Notwithstanding the above-mentioned, finance companies are not permitted to carry out the under-listed activities:

  1. Deposit Taking;
  1.  Non-financial activities such as trading, construction, and project management;
  2.  Other financial services such as stock broking, issuing house business, registrars services, e.t.c;
  3.  Foreign Exchange transactions except through their correspondent banks/ authorized dealers

It is important to state here that every company desiring to be licensed as a Finance Company shall be on a “stand alone” basis and thus be strictly limited to solely engaging in Finance Company business as defined above.

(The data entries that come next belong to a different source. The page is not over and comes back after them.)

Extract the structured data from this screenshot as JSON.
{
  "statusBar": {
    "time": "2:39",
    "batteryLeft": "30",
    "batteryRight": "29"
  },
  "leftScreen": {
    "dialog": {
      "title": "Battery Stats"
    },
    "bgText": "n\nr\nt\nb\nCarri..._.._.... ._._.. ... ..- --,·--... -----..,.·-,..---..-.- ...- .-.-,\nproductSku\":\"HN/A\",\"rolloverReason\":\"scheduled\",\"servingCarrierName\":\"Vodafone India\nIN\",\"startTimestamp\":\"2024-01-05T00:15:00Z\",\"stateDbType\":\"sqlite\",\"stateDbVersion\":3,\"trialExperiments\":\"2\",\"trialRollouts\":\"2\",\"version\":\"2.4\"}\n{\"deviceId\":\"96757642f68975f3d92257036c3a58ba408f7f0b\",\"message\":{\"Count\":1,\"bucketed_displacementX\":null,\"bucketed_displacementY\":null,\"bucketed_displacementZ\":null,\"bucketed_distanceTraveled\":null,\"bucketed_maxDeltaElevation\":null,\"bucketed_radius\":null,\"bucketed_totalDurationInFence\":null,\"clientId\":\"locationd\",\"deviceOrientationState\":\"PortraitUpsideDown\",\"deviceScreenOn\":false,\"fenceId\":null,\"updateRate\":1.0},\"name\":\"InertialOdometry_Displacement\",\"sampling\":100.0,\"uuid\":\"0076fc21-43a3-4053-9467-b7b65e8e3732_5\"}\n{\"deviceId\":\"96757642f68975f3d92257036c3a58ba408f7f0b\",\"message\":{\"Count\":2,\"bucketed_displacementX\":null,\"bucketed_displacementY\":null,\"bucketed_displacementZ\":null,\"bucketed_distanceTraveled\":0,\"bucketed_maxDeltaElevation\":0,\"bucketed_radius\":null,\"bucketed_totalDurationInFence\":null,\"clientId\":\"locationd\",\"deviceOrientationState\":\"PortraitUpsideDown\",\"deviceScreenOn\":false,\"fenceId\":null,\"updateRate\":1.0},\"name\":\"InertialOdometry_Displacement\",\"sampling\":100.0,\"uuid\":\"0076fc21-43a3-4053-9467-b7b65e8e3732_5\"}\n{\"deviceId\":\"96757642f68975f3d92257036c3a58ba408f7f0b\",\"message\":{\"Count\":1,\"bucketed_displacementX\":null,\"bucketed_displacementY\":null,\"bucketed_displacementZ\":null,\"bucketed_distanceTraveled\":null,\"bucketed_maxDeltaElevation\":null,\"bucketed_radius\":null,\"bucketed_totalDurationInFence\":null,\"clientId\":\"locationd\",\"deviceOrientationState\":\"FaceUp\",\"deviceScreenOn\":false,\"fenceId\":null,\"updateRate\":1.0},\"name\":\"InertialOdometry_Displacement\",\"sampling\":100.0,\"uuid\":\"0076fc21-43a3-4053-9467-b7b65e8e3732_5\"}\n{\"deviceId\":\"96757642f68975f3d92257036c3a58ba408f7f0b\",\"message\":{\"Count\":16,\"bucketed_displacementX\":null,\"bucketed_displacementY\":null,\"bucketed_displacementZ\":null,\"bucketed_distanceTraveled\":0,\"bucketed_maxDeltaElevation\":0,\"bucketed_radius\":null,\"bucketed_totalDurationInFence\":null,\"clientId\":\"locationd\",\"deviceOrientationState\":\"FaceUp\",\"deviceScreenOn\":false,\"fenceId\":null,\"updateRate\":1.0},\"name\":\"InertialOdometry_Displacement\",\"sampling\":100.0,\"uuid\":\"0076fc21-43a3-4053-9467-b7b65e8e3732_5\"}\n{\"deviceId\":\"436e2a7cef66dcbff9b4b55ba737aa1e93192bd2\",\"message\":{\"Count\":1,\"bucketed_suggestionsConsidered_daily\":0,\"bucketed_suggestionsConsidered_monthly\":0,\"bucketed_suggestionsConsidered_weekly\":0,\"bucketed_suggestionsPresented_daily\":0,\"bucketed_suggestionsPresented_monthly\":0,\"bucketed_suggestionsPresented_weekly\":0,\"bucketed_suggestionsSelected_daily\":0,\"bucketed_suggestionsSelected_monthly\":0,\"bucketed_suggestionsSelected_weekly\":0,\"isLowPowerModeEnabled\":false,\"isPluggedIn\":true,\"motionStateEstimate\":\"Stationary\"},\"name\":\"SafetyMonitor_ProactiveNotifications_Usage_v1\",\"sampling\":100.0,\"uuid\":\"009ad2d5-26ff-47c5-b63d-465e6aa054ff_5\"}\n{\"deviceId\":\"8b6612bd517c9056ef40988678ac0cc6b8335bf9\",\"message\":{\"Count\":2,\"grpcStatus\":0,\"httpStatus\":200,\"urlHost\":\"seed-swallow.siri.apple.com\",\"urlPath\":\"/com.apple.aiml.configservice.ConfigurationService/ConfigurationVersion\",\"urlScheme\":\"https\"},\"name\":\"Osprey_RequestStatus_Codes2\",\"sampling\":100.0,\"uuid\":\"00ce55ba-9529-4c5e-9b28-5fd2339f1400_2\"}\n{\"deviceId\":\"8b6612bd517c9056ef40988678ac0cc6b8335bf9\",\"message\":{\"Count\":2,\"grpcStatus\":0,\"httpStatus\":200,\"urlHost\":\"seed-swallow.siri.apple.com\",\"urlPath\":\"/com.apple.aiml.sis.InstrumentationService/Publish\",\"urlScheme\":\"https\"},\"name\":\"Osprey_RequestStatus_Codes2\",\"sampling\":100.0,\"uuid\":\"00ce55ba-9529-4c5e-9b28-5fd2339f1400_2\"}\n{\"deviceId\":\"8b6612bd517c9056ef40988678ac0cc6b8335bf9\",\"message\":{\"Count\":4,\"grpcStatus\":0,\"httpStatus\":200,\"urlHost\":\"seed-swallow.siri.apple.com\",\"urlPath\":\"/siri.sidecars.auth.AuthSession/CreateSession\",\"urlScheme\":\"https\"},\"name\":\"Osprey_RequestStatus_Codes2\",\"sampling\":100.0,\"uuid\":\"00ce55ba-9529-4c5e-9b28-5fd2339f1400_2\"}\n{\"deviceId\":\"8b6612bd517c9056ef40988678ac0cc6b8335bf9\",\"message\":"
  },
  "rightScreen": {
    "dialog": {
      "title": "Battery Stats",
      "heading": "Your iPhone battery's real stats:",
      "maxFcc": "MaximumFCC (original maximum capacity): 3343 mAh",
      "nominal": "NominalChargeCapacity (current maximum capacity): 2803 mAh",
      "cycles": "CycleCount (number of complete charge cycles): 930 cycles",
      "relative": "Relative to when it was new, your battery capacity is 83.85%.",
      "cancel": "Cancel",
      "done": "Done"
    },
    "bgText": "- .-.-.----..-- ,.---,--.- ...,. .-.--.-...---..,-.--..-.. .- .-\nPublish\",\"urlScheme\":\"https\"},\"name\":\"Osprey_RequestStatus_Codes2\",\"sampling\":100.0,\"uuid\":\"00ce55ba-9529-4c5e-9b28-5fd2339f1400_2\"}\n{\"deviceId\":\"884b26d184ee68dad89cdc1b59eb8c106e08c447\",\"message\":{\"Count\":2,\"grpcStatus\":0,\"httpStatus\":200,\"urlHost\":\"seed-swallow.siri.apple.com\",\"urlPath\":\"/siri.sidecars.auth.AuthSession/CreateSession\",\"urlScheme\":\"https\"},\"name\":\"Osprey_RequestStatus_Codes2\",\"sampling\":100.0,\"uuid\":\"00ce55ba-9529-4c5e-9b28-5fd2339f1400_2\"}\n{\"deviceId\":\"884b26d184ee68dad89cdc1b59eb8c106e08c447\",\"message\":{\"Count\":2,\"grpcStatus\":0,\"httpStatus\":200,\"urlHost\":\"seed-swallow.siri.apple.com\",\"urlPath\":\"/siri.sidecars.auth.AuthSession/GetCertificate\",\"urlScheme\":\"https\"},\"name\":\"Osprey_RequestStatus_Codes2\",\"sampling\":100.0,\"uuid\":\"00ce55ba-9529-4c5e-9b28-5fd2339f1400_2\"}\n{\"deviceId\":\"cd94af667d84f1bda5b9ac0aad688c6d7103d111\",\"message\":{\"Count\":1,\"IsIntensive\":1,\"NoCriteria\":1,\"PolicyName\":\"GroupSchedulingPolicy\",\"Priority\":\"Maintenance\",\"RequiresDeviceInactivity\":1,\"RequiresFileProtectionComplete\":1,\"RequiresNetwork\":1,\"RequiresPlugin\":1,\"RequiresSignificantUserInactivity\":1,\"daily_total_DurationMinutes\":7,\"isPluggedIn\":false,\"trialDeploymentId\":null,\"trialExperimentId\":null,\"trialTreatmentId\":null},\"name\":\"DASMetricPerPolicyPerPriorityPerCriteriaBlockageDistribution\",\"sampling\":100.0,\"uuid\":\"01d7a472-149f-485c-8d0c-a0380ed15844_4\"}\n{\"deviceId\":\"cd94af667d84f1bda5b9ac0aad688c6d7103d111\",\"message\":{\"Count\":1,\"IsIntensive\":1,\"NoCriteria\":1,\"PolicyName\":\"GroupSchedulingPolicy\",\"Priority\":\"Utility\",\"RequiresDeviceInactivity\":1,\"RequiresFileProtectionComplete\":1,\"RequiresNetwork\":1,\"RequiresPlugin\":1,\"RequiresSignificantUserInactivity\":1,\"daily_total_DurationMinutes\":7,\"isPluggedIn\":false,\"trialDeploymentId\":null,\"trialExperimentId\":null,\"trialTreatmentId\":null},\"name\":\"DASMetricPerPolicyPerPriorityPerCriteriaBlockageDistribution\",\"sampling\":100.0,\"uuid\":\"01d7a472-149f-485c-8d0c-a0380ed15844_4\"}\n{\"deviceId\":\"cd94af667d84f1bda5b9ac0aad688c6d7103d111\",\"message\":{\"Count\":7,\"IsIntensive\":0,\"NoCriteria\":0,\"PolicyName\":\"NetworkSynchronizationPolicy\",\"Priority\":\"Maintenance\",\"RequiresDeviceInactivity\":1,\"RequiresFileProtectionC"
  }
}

 Any company seeking a license for a Finance Company business in Nigeria shall apply in writing to the Governor of the Central Bank of Nigeria. Such application shall be accompanied by the following:

  1.  A non-refundable application fee of N100,000 (One hundred thousand naira only) in bank draft, payable to the Central Bank of Nigeria.
  2. Deposit of the minimum capital of N100 million (One hundred million naira only) in bank draft made payable to the Central Bank of Nigeria. The capital, thus deposited together with the accrued interest, will be released to the promoters on the grant of the final license.
  3. Satisfactory, verifiable, and acceptable evidence of payment by the proposed shareholders of the minimum capital of N100 million.
  4.  Detailed business plan or feasibility study, including:
  5. the objectives and aims of the proposed Finance Company.
  6.  The need for the services of the Finance Company.
  7. The special services that the Finance Company intends to provide.
  8.  A five-year financial projection for the operation of the Finance Company, indicating its expected growth and profitability.
  9.  The branch expansion program [if any] within the first five (5) years.
  10. The proposed training program for staff and management succession.
  11. Details of the assumptions upon which the financial projection has been made.
  12. The organizational structure of the Finance Company, setting out in detail, the functions and responsibilities of the top management team.
  • The conclusions are based on the assumptions made in the feasibility report.
  •  A copy of the draft Memorandum and Articles of Association. The objectives of the Company, as disclosed in its Memorandum and Articles of Association, should agree with the services listed under the scope of permissible operations for Finance Companies.
  • A letter of intent to subscribe to the Finance Company, signed by each subscriber.
  •  A copy of the list of proposed shareholders in tabular form, showing their business and residential addresses and the names and addresses of their bankers.
  •  Names and curriculum vitae (CV) of each of the proposed members of the Board of directors, including other directorships held. The CVs must be personally signed and dated. The promoters would also be required to submit the names and curriculum vitae of the proposed management team.
  • Thereafter, the Governor of the CBN may grant a License to the Finance Company.
  •  Where a license is granted subject to additional conditions, the Finance Company shall comply with those conditions to the satisfaction of the CBN within such period as the CBN may deem appropriate in the circumstances.
  • No proposed Finance Company shall incorporate/register its name with the Corporate Affairs Commission until a written approval (approval in principle) has been communicated to the promoters by the CBN, a copy of which shall be presented to the Corporate Affairs Commission.
  • Licenses shall be renewed within the first quarter of each year at a non-refundable fee to be stipulated by the Bank from time to time, subject to the operations of the Finance Company being satisfactory to the Bank.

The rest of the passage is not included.